Amane tidak menyangka kalau
Ayaka akan meminta maaf, dan ia diberitahu bahwa Ayaka melakukannya saat Amane
tidak ada. Sekarang ia merasa tidak
enak, mengingat seberapa jauh Ayaka berusaha menebus kesalahan untuk hal
seperti itu.
“Aku merasa kasihan pada Kido. Kurasa
aku sudah melakukan sesuatu yang tidak masuk akal padanya— aku hanya pergi dan menjadi
sedikit kecewa sendiri.”
“Aku diberitahu bahwa kamu
memiliki raut wajah yang sangat serius, Amane-kun.”
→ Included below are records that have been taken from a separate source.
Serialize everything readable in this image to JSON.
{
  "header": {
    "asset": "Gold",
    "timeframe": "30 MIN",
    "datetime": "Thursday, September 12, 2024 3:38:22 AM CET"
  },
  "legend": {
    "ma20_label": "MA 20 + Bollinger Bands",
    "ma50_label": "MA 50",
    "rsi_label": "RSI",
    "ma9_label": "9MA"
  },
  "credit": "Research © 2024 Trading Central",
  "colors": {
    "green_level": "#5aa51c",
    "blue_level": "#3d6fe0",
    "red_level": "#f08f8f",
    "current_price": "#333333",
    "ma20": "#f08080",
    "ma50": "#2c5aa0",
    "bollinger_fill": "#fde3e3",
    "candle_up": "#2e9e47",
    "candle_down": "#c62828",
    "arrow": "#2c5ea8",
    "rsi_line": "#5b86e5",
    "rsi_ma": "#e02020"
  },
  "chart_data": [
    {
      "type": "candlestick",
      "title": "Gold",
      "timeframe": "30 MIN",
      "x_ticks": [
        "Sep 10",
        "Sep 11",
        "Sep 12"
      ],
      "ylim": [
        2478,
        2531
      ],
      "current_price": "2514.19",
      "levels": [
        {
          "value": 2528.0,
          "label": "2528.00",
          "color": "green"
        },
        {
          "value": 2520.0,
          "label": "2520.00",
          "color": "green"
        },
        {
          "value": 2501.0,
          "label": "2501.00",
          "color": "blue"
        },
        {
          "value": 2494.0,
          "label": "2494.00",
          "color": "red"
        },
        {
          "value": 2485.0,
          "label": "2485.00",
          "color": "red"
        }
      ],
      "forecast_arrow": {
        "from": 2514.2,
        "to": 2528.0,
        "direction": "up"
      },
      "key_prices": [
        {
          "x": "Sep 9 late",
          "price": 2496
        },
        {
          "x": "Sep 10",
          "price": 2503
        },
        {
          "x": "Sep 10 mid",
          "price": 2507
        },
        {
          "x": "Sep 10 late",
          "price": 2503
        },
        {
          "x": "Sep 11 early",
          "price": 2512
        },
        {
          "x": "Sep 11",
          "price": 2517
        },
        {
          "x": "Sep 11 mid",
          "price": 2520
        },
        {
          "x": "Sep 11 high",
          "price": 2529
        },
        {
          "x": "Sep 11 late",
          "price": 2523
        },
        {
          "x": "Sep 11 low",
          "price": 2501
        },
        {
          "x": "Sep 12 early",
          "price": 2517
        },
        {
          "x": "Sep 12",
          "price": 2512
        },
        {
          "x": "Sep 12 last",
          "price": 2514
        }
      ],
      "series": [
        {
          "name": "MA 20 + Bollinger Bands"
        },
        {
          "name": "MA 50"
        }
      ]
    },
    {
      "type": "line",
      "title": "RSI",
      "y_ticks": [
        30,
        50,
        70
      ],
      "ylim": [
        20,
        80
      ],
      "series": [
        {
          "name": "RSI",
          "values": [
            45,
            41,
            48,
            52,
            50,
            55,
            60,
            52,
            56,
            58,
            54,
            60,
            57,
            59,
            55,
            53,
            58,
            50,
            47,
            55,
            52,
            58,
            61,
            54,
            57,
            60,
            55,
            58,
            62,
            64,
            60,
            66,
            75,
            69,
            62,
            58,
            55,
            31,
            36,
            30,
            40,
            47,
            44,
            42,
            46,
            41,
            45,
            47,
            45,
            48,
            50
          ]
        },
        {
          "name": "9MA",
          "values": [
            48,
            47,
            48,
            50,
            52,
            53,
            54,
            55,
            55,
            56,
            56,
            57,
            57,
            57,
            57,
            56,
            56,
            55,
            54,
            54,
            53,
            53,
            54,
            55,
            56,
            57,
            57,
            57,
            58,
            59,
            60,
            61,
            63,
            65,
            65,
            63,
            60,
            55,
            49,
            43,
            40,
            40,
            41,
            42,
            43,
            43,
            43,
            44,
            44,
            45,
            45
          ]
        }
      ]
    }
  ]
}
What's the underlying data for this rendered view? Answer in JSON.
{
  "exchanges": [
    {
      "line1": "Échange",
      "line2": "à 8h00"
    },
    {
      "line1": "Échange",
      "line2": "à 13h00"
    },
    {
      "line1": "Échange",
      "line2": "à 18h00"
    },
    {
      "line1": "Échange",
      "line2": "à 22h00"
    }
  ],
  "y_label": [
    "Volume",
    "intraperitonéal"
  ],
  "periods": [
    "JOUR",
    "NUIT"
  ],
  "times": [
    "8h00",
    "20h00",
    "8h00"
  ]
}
“Yah, maksudku... itu adalah
dashimaki tamago buatanmu, Mahiru.”
“Aku bisa membuatnya untukmu
kapanpun kamu mau.”
“... Bahkan untuk makan malam?”
“Kita baru saja memutuskan apa
yang akan dimakan, tetapi kamu sudah ingin mengganti menunya? Apa boleh buat
deh, kamu kadang-kadang suka pilih-pilih makanan,” kata Mahiru, bertingkah sedikit
jengkel. Meskipun begitu, suaranya terdengar ceria dan agak bersemangat, jadi
dia tidak terlihat keberatan.
Mahiru memberinya senyum lembut
saat dia memperlakukannya seperti anak kecil, dan Amane, yang merasa sedikit
malu, memusatkan perhatiannya agar hal itu tidak terlihat di wajahnya.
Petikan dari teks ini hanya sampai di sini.